Sensitive detection of dopamine with ultrasound cavitation-enhanced fluorescence method

摘要

Detection of dopamine (DA) is critical to medical diagnosis, and most of existing methods require sophisticated instruments and long processing time. Although fluorimetric methods show high sensitivity and selectivity, fluorescent probes are complicated. Ultrasound cavitation occurs when liquids are irradiated with ultrasound and comprises the formation, growth, and explosive collapse of microbubbles. In this study, we found that ultrasound cavitation accelerated the formation of polyethyleneimine-polydopamine fluorescent nanoparticles (PEI-PDA NPs), thereby enhancing the sensitivity and reducing the reaction time of DA detection. Perfluorohexane nanodroplets served as exogenous cavitation nuclei and were added into the reaction system to enhance the cavitation effect. During cavitation, water molecular was split into hydroxyl and hydrogen free radicals because of the high temperature. Hydroxyl free radicals accelerated the oxidation of DA, which polymerized into PDA. PDA then reacted with PEI and formed PEI-PDA NPs. The fluorescence intensity of PEI-PDA NPs made with ultrasound cavitation was higher than that of samples treated without ultrasound.

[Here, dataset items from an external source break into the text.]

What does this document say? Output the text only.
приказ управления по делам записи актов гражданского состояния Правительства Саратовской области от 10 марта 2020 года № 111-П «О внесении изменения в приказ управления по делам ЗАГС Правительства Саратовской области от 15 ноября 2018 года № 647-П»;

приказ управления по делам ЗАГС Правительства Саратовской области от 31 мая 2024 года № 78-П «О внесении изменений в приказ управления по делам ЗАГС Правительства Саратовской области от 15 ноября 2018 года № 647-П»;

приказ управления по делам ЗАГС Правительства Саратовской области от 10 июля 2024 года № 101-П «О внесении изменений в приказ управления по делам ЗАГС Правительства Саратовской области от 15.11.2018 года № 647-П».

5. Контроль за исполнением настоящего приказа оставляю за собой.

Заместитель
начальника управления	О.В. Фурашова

The enhanced fluorescent intensity resulted in increased sensitivity of DA detection and less time due to accelerated reaction. Under the optimized conditions, the fluorescence intensity at 525 nm and DA concentrations exhibited good linear relationship within 0.1-100 mu M. The detection limit was 25 nM. The method also showed excellent selectivity when 10 times interfering chemicals were mixed with DA. Further experiments carried out in cerebrospinal fluid indicated acceptable accuracy and reproducibility.